I had attended one my my Chamber breakfasts this morning and I mentioned the difficulty that adult children are facing with their senior parents. As of this time, there are 20 million people that are either financially assisting their parents or doing some sort of care giving. And in many cases they are doing both.
This puts extreme pressure on the entire family and typically the one who is providing the care giving becomes quite ill within a year. The solution is to use funds from a reverse loan to pay for professional help and relieve the family of this hellish situation.
After the breakfast, someone approached me with this identical situation. The immediate family is overwhelmed, angry, in pain and suffering with guilt. The senior parents, well…they’re angry, too.
She said that she would pass on my name to her friend and hopefully she will contact me and if a reverse loan isn’t a solution, I can at least point them in the right direction for an assessment of the parents’ conditions and possibly have a professional care giver come in for a few hours each week and provide some relief for the family.
In all of the hoopla regarding the passage of H.R 3221 a week ago, nothing was mentioned in the media about the provision regarding Reverse loans. The FHA Home Equity Conversion Mortgage (HECM) will have it’s lending limit increased nationwide to $417,000.
In the greater metropolitan areas, that figure could be $625,500! In either case, these amounts will be the same throughout the United States and no longer based on the previous method of using the amount designated by a County.
As of this time, there is ongoing discussion as to whether the 417K will be the “floor” and the $625,500 the ceiling but until that is decided it could cause a delay in moving forward with these new figures.

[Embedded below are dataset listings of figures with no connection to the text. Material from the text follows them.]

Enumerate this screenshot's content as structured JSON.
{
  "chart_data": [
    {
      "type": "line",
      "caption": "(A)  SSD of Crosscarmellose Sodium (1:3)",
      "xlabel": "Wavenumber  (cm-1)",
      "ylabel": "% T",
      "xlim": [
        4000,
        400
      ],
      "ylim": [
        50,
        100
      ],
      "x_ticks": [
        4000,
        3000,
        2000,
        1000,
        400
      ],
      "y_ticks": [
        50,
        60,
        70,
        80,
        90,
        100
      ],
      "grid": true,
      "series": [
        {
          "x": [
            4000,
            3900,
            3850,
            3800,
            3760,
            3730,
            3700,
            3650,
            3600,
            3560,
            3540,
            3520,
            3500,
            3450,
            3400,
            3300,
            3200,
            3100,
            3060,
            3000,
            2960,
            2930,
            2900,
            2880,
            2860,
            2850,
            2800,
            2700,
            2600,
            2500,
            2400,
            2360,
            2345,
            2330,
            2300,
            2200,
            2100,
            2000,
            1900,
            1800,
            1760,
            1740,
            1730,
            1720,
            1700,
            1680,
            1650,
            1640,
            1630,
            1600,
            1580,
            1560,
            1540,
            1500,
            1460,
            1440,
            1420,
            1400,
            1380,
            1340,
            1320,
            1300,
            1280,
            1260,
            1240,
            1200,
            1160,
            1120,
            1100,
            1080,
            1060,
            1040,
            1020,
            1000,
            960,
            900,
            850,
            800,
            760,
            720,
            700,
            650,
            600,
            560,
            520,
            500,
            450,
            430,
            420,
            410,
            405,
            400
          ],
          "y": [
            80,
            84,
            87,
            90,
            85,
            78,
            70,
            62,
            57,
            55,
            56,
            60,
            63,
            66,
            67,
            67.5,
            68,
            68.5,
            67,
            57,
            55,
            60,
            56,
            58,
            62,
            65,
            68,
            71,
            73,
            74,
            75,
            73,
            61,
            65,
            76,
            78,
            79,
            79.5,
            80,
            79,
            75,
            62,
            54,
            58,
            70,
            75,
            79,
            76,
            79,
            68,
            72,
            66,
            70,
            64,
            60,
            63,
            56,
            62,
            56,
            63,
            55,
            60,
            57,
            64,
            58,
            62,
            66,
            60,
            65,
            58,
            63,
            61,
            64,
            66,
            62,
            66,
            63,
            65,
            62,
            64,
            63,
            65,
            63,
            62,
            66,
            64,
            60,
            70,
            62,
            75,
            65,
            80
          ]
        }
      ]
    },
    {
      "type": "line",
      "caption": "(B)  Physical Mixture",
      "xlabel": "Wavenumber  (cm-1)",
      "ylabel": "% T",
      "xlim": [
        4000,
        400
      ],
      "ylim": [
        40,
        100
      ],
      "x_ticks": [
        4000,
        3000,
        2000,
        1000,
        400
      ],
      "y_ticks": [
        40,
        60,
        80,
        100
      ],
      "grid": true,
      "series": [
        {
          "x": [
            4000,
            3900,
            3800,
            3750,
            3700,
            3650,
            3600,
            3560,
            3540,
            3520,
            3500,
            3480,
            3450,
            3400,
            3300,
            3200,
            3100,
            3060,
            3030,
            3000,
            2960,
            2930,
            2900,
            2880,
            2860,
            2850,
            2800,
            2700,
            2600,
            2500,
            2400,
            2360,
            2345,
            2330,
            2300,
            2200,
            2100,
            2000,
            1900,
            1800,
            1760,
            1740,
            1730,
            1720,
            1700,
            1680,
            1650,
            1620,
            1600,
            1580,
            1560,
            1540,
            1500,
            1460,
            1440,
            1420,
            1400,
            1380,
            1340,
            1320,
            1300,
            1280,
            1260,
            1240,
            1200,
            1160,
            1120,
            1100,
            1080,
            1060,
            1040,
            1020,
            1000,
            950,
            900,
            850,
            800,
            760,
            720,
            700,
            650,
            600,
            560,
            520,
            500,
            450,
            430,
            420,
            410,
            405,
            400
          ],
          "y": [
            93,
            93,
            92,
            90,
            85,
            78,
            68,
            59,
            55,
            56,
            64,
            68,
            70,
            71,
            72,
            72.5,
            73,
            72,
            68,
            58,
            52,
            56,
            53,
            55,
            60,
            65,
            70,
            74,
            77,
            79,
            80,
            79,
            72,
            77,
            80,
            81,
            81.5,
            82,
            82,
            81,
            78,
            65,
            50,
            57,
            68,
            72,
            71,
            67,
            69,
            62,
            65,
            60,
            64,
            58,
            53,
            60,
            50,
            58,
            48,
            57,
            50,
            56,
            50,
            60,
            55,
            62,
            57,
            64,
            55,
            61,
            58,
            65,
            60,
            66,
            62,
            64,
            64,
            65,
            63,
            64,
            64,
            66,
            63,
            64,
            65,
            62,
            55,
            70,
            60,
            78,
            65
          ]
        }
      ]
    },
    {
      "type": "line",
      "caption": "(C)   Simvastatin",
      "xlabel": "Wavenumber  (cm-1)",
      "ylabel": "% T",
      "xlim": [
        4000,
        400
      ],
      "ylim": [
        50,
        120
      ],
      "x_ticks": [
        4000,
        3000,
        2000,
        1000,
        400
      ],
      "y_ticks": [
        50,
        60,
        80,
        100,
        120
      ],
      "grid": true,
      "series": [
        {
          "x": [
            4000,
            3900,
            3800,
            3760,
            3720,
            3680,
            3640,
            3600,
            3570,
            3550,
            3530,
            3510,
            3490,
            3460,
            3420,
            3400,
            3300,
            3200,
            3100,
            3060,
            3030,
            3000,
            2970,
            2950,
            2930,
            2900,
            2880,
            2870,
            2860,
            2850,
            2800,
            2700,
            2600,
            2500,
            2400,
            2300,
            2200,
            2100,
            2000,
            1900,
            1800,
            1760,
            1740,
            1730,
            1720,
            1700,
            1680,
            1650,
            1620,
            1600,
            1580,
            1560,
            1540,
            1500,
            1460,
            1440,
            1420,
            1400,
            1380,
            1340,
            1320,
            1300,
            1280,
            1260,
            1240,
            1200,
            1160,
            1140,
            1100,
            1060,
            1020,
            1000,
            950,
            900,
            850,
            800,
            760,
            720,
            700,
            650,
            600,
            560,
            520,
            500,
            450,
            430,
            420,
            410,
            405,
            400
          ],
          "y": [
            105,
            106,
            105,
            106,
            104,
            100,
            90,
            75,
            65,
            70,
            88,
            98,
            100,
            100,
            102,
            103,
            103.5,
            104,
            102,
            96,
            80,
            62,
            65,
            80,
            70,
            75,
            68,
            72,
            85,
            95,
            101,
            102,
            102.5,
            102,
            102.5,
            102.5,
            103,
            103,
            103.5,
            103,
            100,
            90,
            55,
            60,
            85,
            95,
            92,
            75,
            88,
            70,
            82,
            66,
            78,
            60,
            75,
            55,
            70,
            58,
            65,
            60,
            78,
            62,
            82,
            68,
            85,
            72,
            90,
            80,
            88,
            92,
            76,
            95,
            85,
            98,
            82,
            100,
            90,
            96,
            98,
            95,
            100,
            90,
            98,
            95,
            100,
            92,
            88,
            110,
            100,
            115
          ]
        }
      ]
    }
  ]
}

There is also a provision that will allow the funds from the HECM to be used for a home purchase. This could be very signaficant for a senior wishing to relocate but unable to qualify and make mortgage payments on a traditional loan.
I don’t have any additional details on it as of this but the time. But the projection is for it to be available sometime in November.
The loan origination fee has been reduced by .50% but in actuality, the overall cost to the borrower doesn’t change, because of the higher lending limits. This is because the Mortgage Ins. Premium (MIP) that is charged by FHA, is based on the lending limit and since they are going to be higher, pretty much washes out the savings gained from the lower origination fee.
There is a misconception among the general public and professionals as well, that when the last survivor passes away, the Bank will assume ownership of the property and the heirs will receive nothing at the end of the loan. This is one of those persistent myths that as continued for quite some time and is totally incorrect and sadly hurts the senior community and their families when they are trying to make a decision as to whether or not a Reverse loan would be appropriate to use. When the last borrower passes away, the heirs inherit the property, at which time the loan becomes due. The family will have 12 months to pay off the loan and typically it’s done through the sale of the property. When the sale is concluded, they will receive the remaining equity and any interest that has accrued on the loan, is a tax deduction for the heirs within that year.
Unlike a traditional loan where the applicants(s) must prove that they can make the mortgage payments and have good credit scores, the qualifications for a Reverse loan are completely different. A Reverse loan doesn’t require the borrower to ever make any mortgage payments but instead, the borrower receives money (equity) from their home. Even if they should have poor credit scores, that will not affect their ability to be approved. The only requirement is that the borrower(s) be age 62.